On August 8, the price of December gold futures on the New York Mercantile Exchange briefly reached a historic high, peaking at $3,534.1 per ounce during the session, surpassing the previous record set on April 22 and marking an intraday gain of nearly 1.5%.
Meanwhile, spot gold prices remained stable, hovering around $3,395 per ounce for most of the day. As of press time, it was trading at $3,379.21, with only a 0.02% increase.
This market movement is directly linked to the U.S. government’s imposition of tariffs on gold bar imports. According to a report by CCTV News, on Thursday (August 7), the U.S. government imposed tariffs on 1-kilogram imported gold bars, based on a letter from U.S. Customs and Border Protection (CBP) dated July 31. The letter stated that 1-kilogram and 100-ounce gold bars should be classified under a higher-tariff code.
The market reacted strongly.

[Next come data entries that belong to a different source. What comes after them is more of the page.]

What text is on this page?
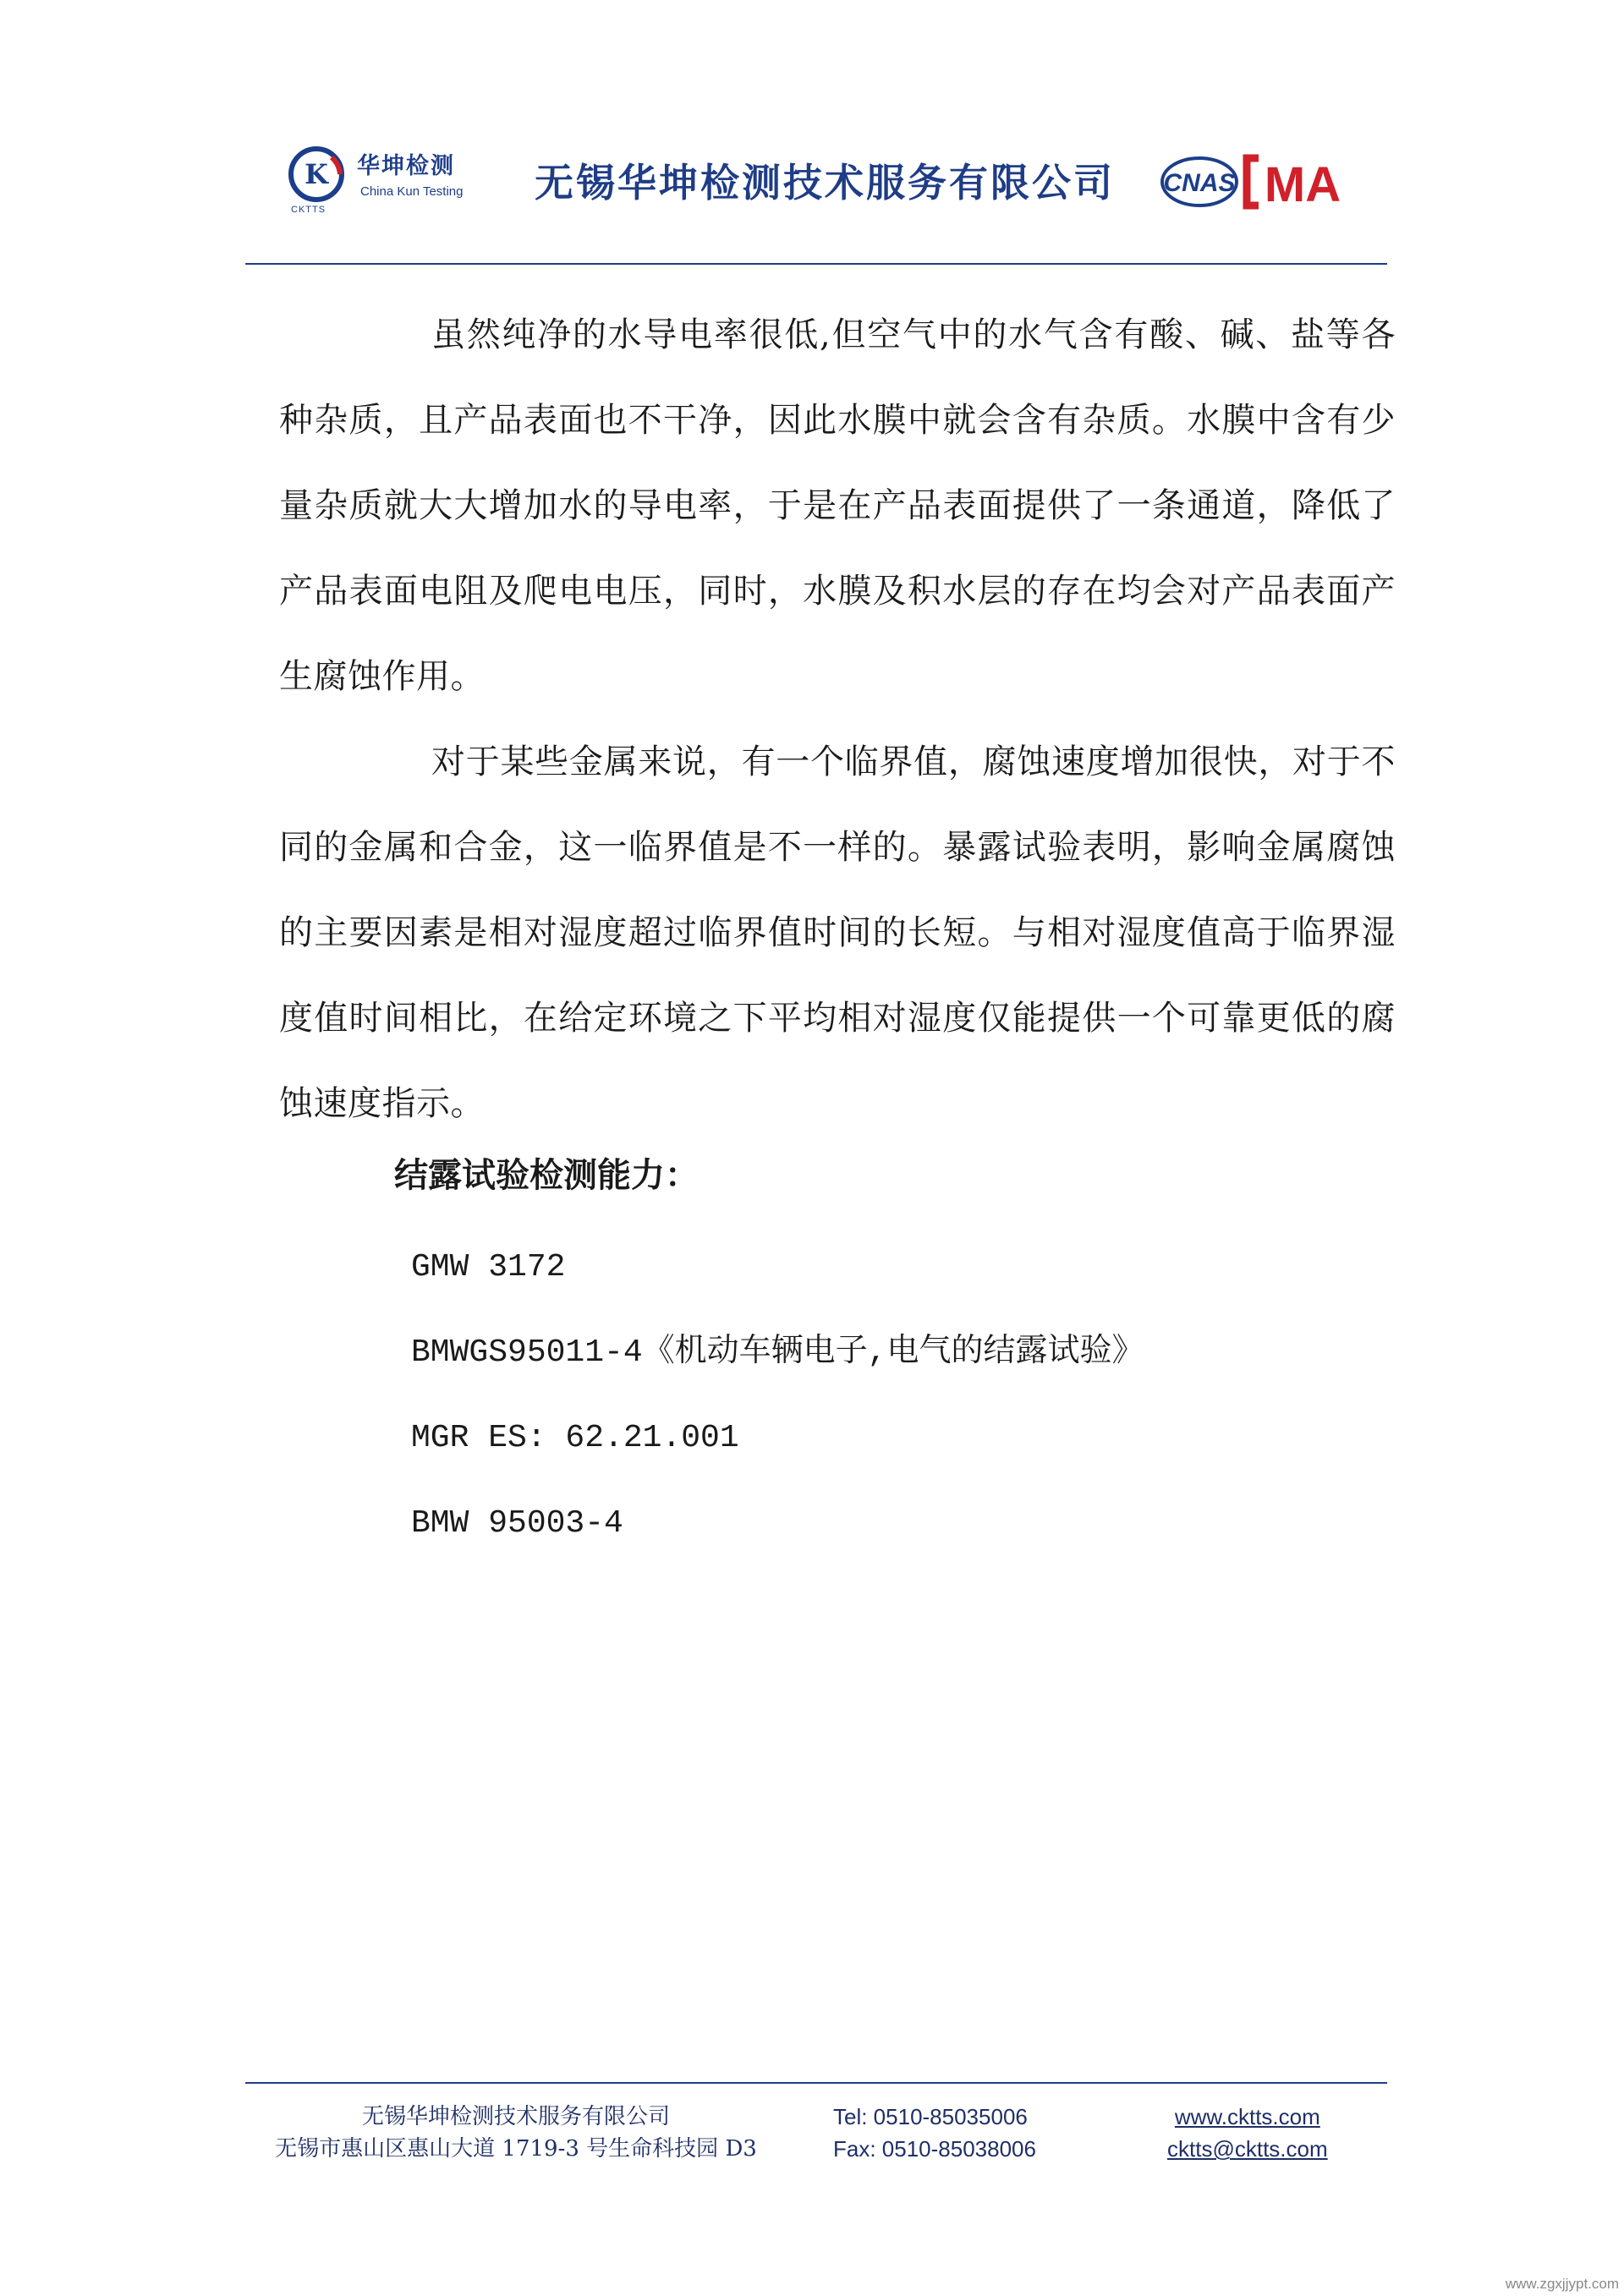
K 华坤检测
China Kun Testing
CKTTS
无锡华坤检测技术服务有限公司 CNAS MA

虽然纯净的水导电率很低,但空气中的水气含有酸、碱、盐等各种杂质，且产品表面也不干净，因此水膜中就会含有杂质。水膜中含有少量杂质就大大增加水的导电率，于是在产品表面提供了一条通道，降低了产品表面电阻及爬电电压，同时，水膜及积水层的存在均会对产品表面产生腐蚀作用。

对于某些金属来说，有一个临界值，腐蚀速度增加很快，对于不同的金属和合金，这一临界值是不一样的。暴露试验表明，影响金属腐蚀的主要因素是相对湿度超过临界值时间的长短。与相对湿度值高于临界湿度值时间相比，在给定环境之下平均相对湿度仅能提供一个可靠更低的腐蚀速度指示。

结露试验检测能力：
GMW 3172
BMWGS95011-4《机动车辆电子,电气的结露试验》
MGR ES: 62.21.001
BMW 95003-4
无锡华坤检测技术服务有限公司
无锡市惠山区惠山大道 1719-3 号生命科技园 D3
Tel: 0510-85035006
Fax: 0510-85038006
www.cktts.com
cktts@cktts.com
www.zgxjjypt.com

Analysts and investors warned that this move could reshape the global gold trade landscape, as the market had widely expected such gold bars to be exempt from tariffs. Some market participants speculated that CBP might have made an error in its ruling, and the latest reports indicate that the White House will clarify the misinformation regarding gold tariffs.
This decision has had a significant impact on Switzerland, the world’s largest gold exporter. U.S.-Swiss relations were already strained due to the 39% tariffs imposed by Trump. UBS analyst Joni Teves described the news as "extremely unexpected" and "the market’s worst fear," noting a clear divergence between New York futures and spot gold prices, with futures premiums exceeding $100.
Analysts further pointed out that the tariffs could threaten New York’s position as the world’s largest gold futures trading hub, as they drive up U.S. gold prices and weaken competitiveness. Teves expressed concern that this could cause trouble for the global gold market, particularly affecting the hedging function and future settlement methods of Comex gold futures.
Notably, earlier this year, traders had already stockpiled a record amount of gold in New York to hedge against potential tariffs. John Reade, a senior market strategist at the World Gold Council, stated that if large quantities of gold had not been shipped to the U.S. over the past eight months, the price volatility would have been more severe, adding, "It’s right to be cautious."